In this guide
Conditional prediction markets address a fundamental forecasting question: "Assuming X materialises, what is the likelihood of Y occurring?" These instruments serve as essential mechanisms for disentangling causal pathways, modelling regulatory or policy scenarios, and surfacing probabilistic insights that standard unconditional markets cannot capture.
How Conditional Markets Work
The foundational architecture of a conditional market arrangement:
- Market A: "Will the Federal Reserve implement rate reductions during June?" (unconditional)
- Market B: "Supposing the Fed reduces rates in June, will Q3 2026 GDP expansion surpass 2%?" (contingent upon A resolving affirmatively)
Market B becomes actionable only when Market A concludes with a YES outcome. Should the Fed refrain from cutting (A resolves NO), Market B lapses entirely and all participant stakes are returned in full. This design permits traders to isolate the precise impact of monetary policy adjustments on economic growth — a distinction that unconditional GDP forecasts inherently cannot provide.
Why Conditional Markets Are Valuable
- Regulatory and policy assessment: "Should regulation X be introduced, what would be the consequence for metric Y?"
- Causal identification: Distinguishes the direct influence of an occurrence from background noise and alternative explanations
- Corporate scenario modelling: Organisations can assign valuations to contingent business outcomes using conditional probabilities
- Electoral forecasting: "In the event Candidate A prevails, how might equity markets respond?"
Active Conditional Markets on PolyGram
Representative conditional market configurations currently operating:
- "Assuming the Fed implements 3 or more rate cuts throughout 2026, will Bitcoin breach the $100K threshold?"
- "In the scenario where unemployment remains beneath 4%, will Trump's favourability rating climb above 45%?"
- "Should the United Kingdom abstain from AI regulation, will the European Union enact its own framework?"
- Elimination-style conditionals: "Provided [Team A] advances past [Team B] in the semi-final round, will [Team A] capture the championship title?"
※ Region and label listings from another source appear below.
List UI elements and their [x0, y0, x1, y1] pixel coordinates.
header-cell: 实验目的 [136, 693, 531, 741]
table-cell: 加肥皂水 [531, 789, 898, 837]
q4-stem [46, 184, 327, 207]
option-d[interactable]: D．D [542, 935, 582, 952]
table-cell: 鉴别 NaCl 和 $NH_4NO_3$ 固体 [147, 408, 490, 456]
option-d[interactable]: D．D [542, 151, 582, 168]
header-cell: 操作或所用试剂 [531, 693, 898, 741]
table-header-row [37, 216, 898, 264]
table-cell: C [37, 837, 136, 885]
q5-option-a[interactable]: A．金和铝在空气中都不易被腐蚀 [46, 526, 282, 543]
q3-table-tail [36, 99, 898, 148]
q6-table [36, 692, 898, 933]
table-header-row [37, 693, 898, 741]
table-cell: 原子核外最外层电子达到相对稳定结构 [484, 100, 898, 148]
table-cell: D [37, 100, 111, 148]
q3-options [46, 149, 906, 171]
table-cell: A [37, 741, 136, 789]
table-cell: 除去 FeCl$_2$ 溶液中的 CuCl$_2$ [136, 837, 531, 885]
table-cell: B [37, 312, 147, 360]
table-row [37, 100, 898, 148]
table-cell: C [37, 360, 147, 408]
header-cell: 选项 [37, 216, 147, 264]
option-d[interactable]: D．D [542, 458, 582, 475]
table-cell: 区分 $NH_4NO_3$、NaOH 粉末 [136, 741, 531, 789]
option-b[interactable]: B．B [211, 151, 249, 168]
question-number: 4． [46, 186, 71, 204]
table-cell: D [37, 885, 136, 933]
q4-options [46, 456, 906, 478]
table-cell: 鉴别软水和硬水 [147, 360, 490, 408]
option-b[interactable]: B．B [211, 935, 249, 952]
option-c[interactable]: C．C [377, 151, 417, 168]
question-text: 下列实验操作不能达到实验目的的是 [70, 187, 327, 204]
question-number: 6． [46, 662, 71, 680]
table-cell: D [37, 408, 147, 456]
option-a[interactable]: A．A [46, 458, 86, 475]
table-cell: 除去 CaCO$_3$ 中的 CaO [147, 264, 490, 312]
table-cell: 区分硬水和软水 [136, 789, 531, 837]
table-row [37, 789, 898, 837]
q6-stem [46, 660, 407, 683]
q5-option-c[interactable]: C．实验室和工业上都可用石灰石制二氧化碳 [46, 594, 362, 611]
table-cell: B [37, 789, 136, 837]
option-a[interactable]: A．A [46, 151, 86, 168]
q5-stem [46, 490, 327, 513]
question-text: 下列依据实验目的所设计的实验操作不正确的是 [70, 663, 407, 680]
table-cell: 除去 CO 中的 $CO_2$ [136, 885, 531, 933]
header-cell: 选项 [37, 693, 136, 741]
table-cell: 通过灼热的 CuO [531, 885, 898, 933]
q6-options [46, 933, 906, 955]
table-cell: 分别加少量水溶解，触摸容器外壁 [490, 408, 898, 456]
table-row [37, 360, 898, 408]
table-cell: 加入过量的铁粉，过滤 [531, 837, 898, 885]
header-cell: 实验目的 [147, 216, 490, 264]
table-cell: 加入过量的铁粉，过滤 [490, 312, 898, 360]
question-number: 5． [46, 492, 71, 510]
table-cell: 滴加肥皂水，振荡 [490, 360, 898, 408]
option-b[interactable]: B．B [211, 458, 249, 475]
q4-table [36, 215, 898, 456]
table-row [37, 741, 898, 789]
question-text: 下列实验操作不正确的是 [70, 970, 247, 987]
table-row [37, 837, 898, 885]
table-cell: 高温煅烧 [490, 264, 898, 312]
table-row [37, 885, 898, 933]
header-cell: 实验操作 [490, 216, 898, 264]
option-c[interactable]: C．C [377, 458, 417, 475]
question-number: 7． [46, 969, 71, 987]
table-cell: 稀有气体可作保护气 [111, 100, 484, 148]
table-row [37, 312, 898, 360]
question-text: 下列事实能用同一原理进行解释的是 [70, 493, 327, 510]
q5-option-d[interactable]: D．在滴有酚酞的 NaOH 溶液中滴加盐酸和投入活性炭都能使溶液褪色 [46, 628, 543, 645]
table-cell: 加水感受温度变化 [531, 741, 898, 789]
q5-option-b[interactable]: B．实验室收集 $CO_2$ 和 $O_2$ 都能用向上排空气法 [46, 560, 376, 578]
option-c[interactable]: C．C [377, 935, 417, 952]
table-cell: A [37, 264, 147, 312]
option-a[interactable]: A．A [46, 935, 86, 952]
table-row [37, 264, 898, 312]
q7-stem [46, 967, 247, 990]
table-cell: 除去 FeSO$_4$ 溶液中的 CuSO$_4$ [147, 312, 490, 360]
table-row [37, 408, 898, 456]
Trading Conditional Markets
Engaging with conditional markets demands simultaneous evaluation of two distinct probability dimensions:
- The likelihood that the triggering condition materialises (Market A probability)
- The likelihood of the target outcome conditional on that trigger occurring (Market B probability)
Your anticipated profit or loss hinges on both probabilities materialising as predicted. When you assess the conditioning event as probable (elevated P(A)) alongside the subsequent outcome as probable given that event (elevated P(B|A)), acquiring a YES stake in the conditional market becomes strategically sound.
FAQ
- What happens if the conditioning event doesn't occur?
- The conditional market expires without resolution. All participants receive complete reimbursement of their USDC holdings, independent of their chosen position orientation.
- Are conditional markets more or less liquid than unconditional markets?
- Typically characterised by reduced liquidity — the structural complexity deters broader trader participation. Nevertheless, conditional markets anchored to significant events often sustain considerable trading activity.
- Can I create a conditional market on PolyGram?
- PolyGram's internal curation apparatus oversees market establishment. Submit conditional market proposals via the designated support interface — topics demonstrating substantial community interest receive expedited consideration for deployment.